# NMRDMR Snakemake Workflow : Cross-Species Regulatory Elements from Histone Mark Peaks

[![Snakemake](https://img.shields.io/badge/snakemake-≥5.13-brightgreen.svg)](https://snakemake.bitbucket.io)
[![Snakemake-Report](https://img.shields.io/badge/snakemake-report-green.svg)](report.html)

The pipeline starts from **H3K4me3, H3K4me1 & H3K27ac peaks** in different species, and outputs **promoters, enhancers and primed enhancers sets** for each species, all mapped to a **common coordinate system** using a reference (mouse). **H3k27ac reads density** for the sets of **orthologous promoters and enhancers** are then extracted from .bam files and **normalized** across species and replicates.

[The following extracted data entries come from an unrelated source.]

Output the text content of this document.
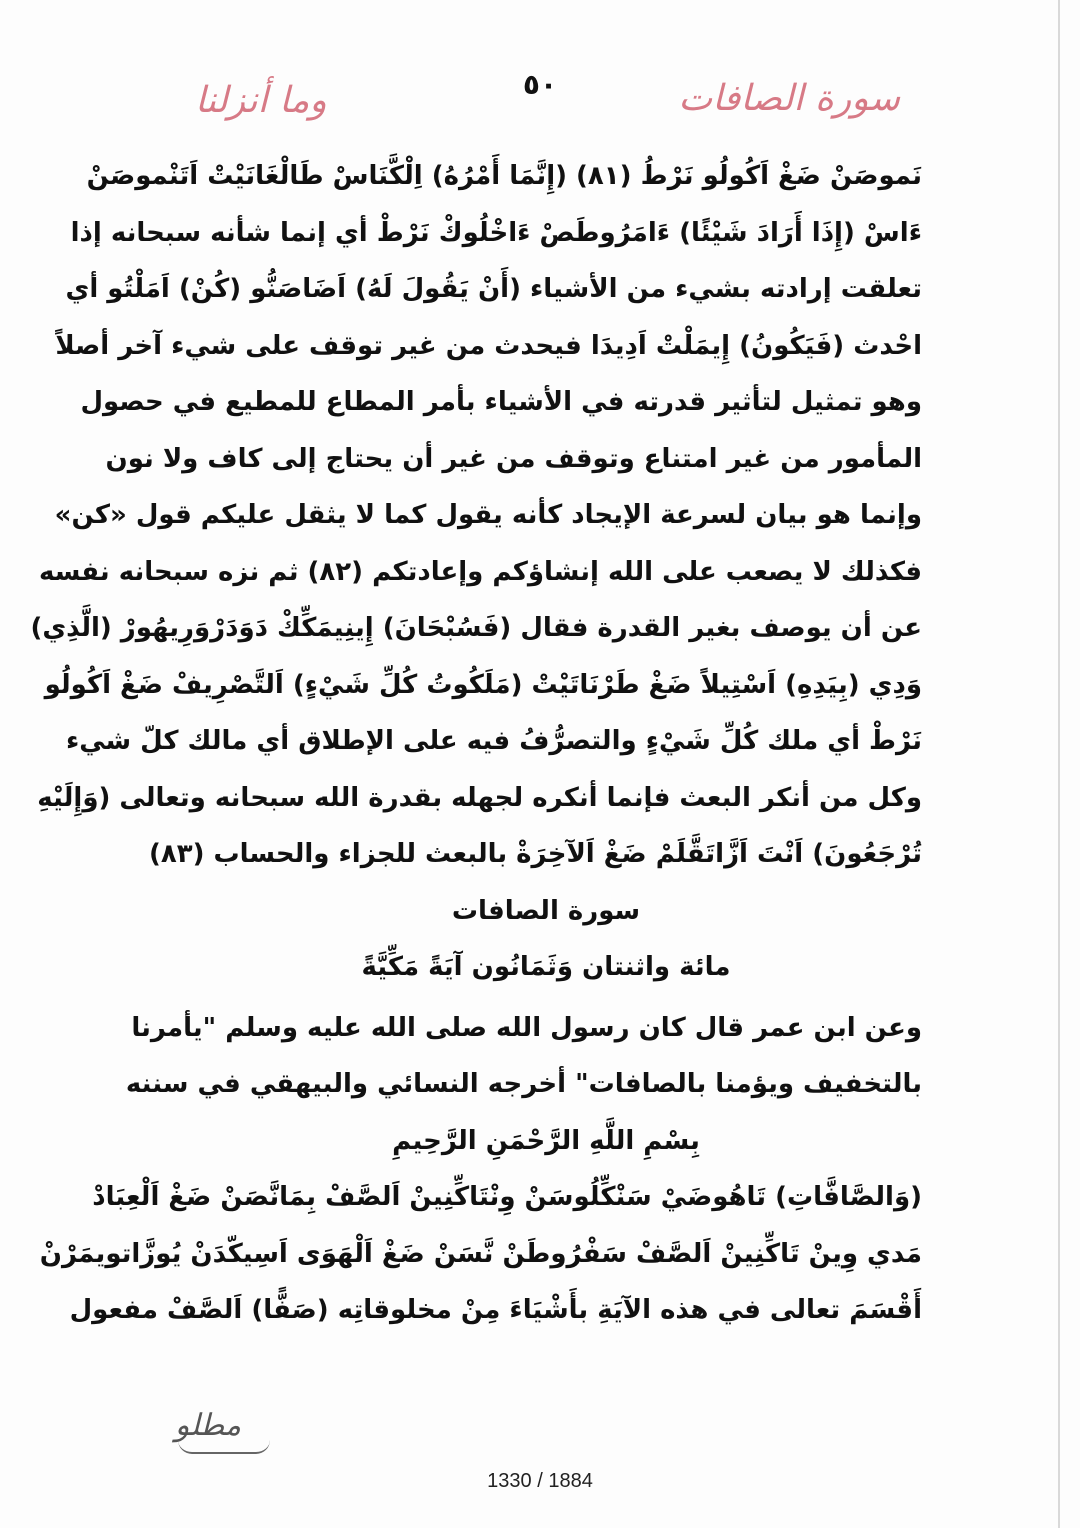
سورة الصافات
٥٠
وما أنزلنا
نَموصَنْ ضَغْ اَكُولُو نَرْطُ (٨١) (إِنَّمَا أَمْرُهُ) اِلْكَّنَاسْ طَالْغَانَيْتْ اَتَنْموصَنْ
ءَاسْ (إِذَا أَرَادَ شَيْئًا) ءَامَرُوطَصْ ءَاخْلُوكْ نَرْطْ أي إنما شأنه سبحانه إذا
تعلقت إرادته بشيء من الأشياء (أَنْ يَقُولَ لَهُ) اَضَاصَنُّو (كُنْ) اَمَلْتُو أي
احْدث (فَيَكُونُ) إِيمَلْتْ اَدِيدَا فيحدث من غير توقف على شيء آخر أصلاً
وهو تمثيل لتأثير قدرته في الأشياء بأمر المطاع للمطيع في حصول
المأمور من غير امتناع وتوقف من غير أن يحتاج إلى كاف ولا نون
وإنما هو بيان لسرعة الإيجاد كأنه يقول كما لا يثقل عليكم قول «كن»
فكذلك لا يصعب على الله إنشاؤكم وإعادتكم (٨٢) ثم نزه سبحانه نفسه
عن أن يوصف بغير القدرة فقال (فَسُبْحَانَ) إِينِيمَكِّكْ دَوَدَرْوَرِيهُورْ (الَّذِي)
وَدِي (بِيَدِهِ) اَسْتِيلاً ضَغْ طَرْنَاتَيْتْ (مَلَكُوتُ كُلِّ شَيْءٍ) اَلتَّصْرِيفْ ضَغْ اَكُولُو
نَرْطْ أي ملك كُلِّ شَيْءٍ والتصرُّفُ فيه على الإطلاق أي مالك كلّ شيء
وكل من أنكر البعث فإنما أنكره لجهله بقدرة الله سبحانه وتعالى (وَإِلَيْهِ
تُرْجَعُونَ) اَنْتَ اَزَّاتَقَّلَمْ ضَغْ اَلآخِرَةْ بالبعث للجزاء والحساب (٨٣)
سورة الصافات
مائة واثنتان وَثَمَانُون آيَةً مَكِّيَّةً
وعن ابن عمر قال كان رسول الله صلى الله عليه وسلم "يأمرنا
بالتخفيف ويؤمنا بالصافات" أخرجه النسائي والبيهقي في سننه
بِسْمِ اللَّهِ الرَّحْمَنِ الرَّحِيمِ
(وَالصَّافَّاتِ) تَاهُوضَيْ سَنْكِّلُوسَنْ وِنْتَاكِّنِينْ اَلصَّفْ بِمَانَّصَنْ ضَغْ اَلْعِبَادْ
مَدي وِينْ تَاكِّنِينْ اَلصَّفْ سَفْرُوطَنْ نَّسَنْ ضَغْ اَلْهَوَى اَسِيكّدَنْ يُوزَّاتويمَرْنْ
أَقْسَمَ تعالى في هذه الآيَةِ بأَشْيَاءَ مِنْ مخلوقاتِه (صَفًّا) اَلصَّفْ مفعول
مطلو
1330 / 1884
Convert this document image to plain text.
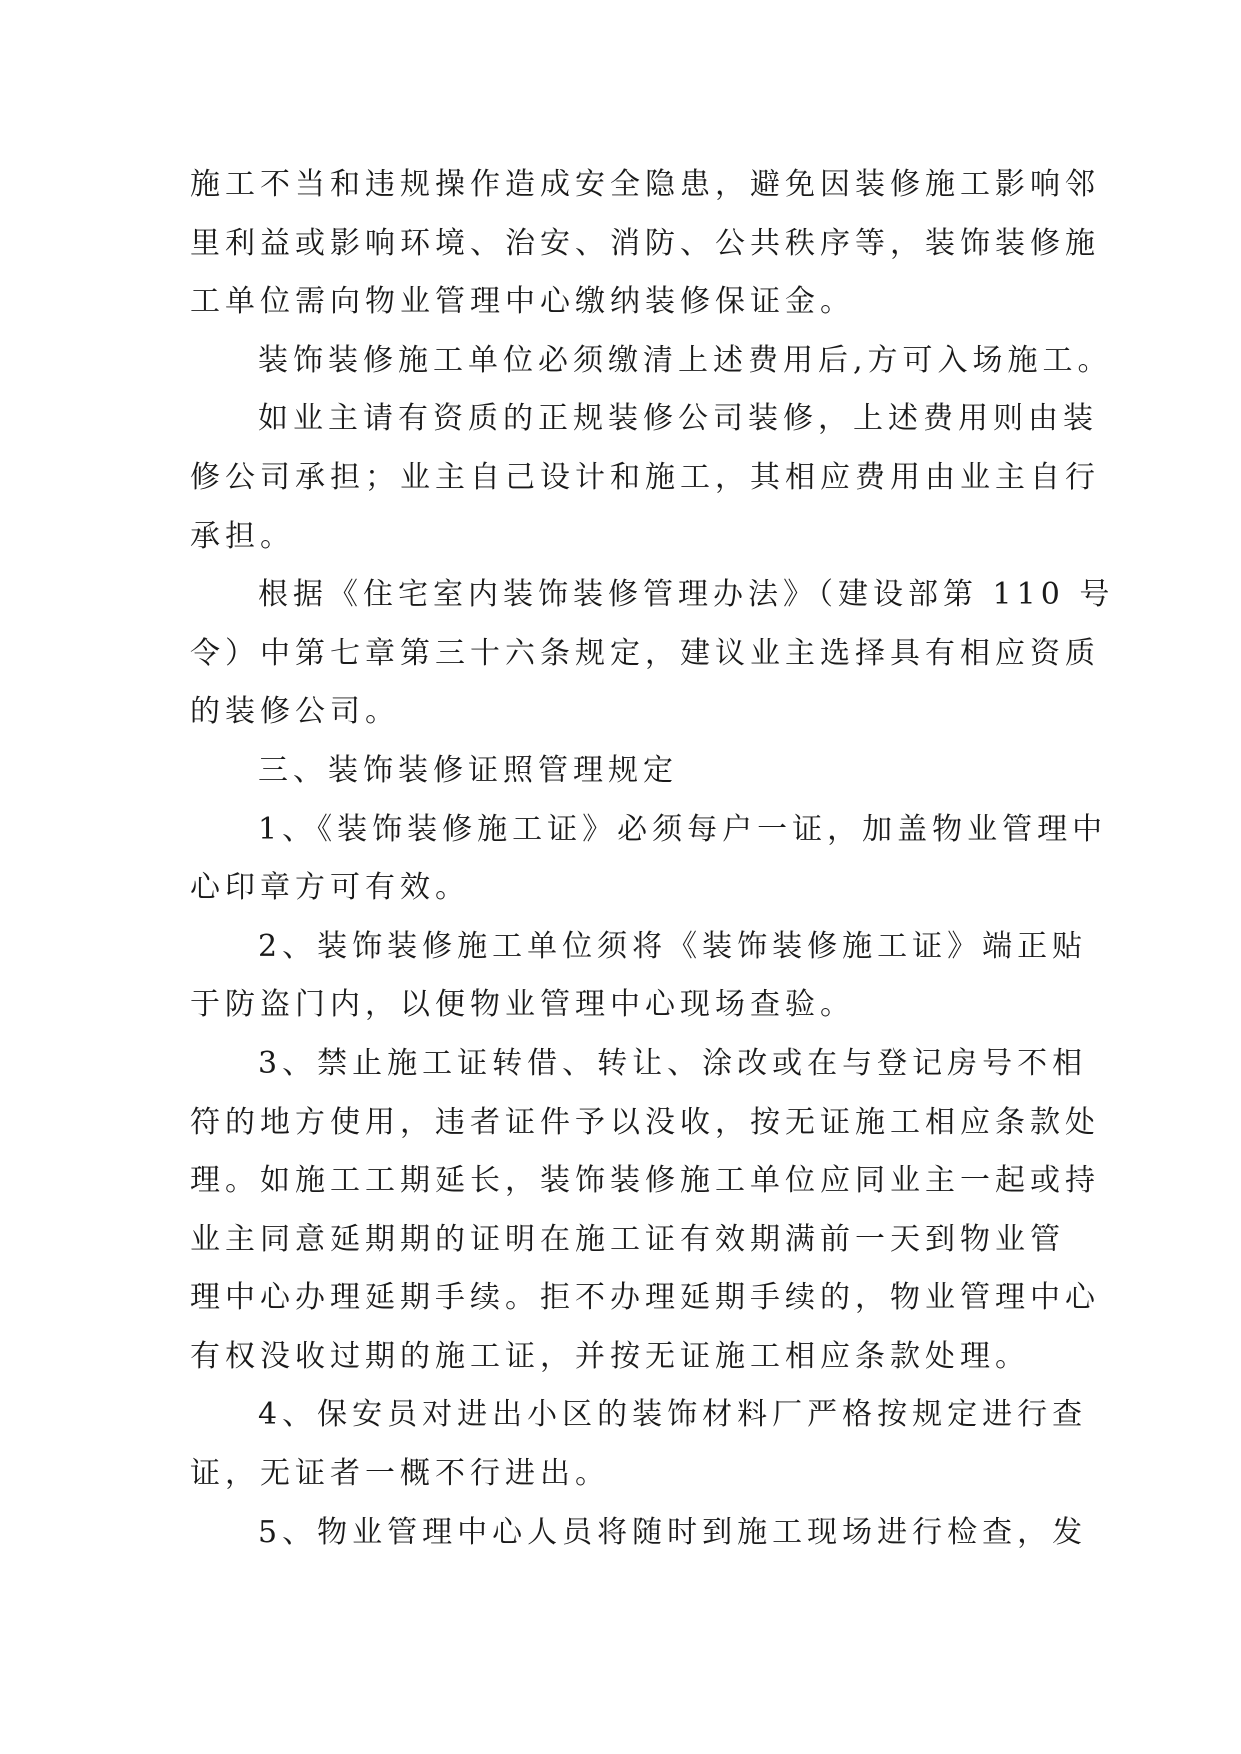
施工不当和违规操作造成安全隐患，避免因装修施工影响邻
里利益或影响环境、治安、消防、公共秩序等，装饰装修施
工单位需向物业管理中心缴纳装修保证金。
装饰装修施工单位必须缴清上述费用后,方可入场施工。
如业主请有资质的正规装修公司装修，上述费用则由装
修公司承担；业主自己设计和施工，其相应费用由业主自行
承担。
根据《住宅室内装饰装修管理办法》（建设部第 110 号
令）中第七章第三十六条规定，建议业主选择具有相应资质
的装修公司。
三、装饰装修证照管理规定
1、《装饰装修施工证》必须每户一证，加盖物业管理中
心印章方可有效。
2、装饰装修施工单位须将《装饰装修施工证》端正贴
于防盗门内，以便物业管理中心现场查验。
3、禁止施工证转借、转让、涂改或在与登记房号不相
符的地方使用，违者证件予以没收，按无证施工相应条款处
理。如施工工期延长，装饰装修施工单位应同业主一起或持
业主同意延期期的证明在施工证有效期满前一天到物业管
理中心办理延期手续。拒不办理延期手续的，物业管理中心
有权没收过期的施工证，并按无证施工相应条款处理。
4、保安员对进出小区的装饰材料厂严格按规定进行查
证，无证者一概不行进出。
5、物业管理中心人员将随时到施工现场进行检查，发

This workflow was developed to define orthologous regulatory elements in the following study:

[Parey et al., 2023, Phylogenetic modeling of enhancer shifts in African mole-rats reveals regulatory changes associated with tissue-specific traits](https://doi.org/10.1101/2023.01.10.523217).

## Reproducing the analysis

### Installation (requires conda)

To install snakemake in a conda environnment (for example in an env named `snake`), run the following commands:

- `conda install -c conda-forge mamba`

- `mamba create -c conda-forge -c bioconda -n snake snakemake==6.9`

### Running

- Activate the ennvironnment
    
    `conda activate snake`

- Run the pipeline to reproduce the results presented in the manuscript (launch the command from within the `nmrdmr_pipeline/` folder, note that this will automatically download the associated .bam files):

    `snakemake --configfile config_nmrdmr_final.yaml --cores=10 --use-conda`

- Generate a report with key plots and statistics

    `snakemake --configfile config_nmrdmr_final.yaml --report report_nmrdmr.html`

### Output files

The pipeline generates a number of intermediary results files. The most important outputs are:

- .bed files of orthologous regulatory elements in each species coordinates (`out_nmrdmr/mappable_regulatory_elements/${regulatory_element}/${tissue}/${species}.strict.ok.bed`, for instance for mouse heart promoters: `out_nmrdmr/mappable_regulatory_elements/Promoters/Heart/Mus_musculus.strict.ok.bed`)

- .csv files with normalized H3K27ac reads density, which can be used for phylogenetic modeling (`out_nmrdmr/coverage/tables_for_eve/qnorm_for_eve/`)

## Going further

More details are provided in the `documentation/` folder, including a description of the pipeline steps and how to run it on different datasets (not extensively tested).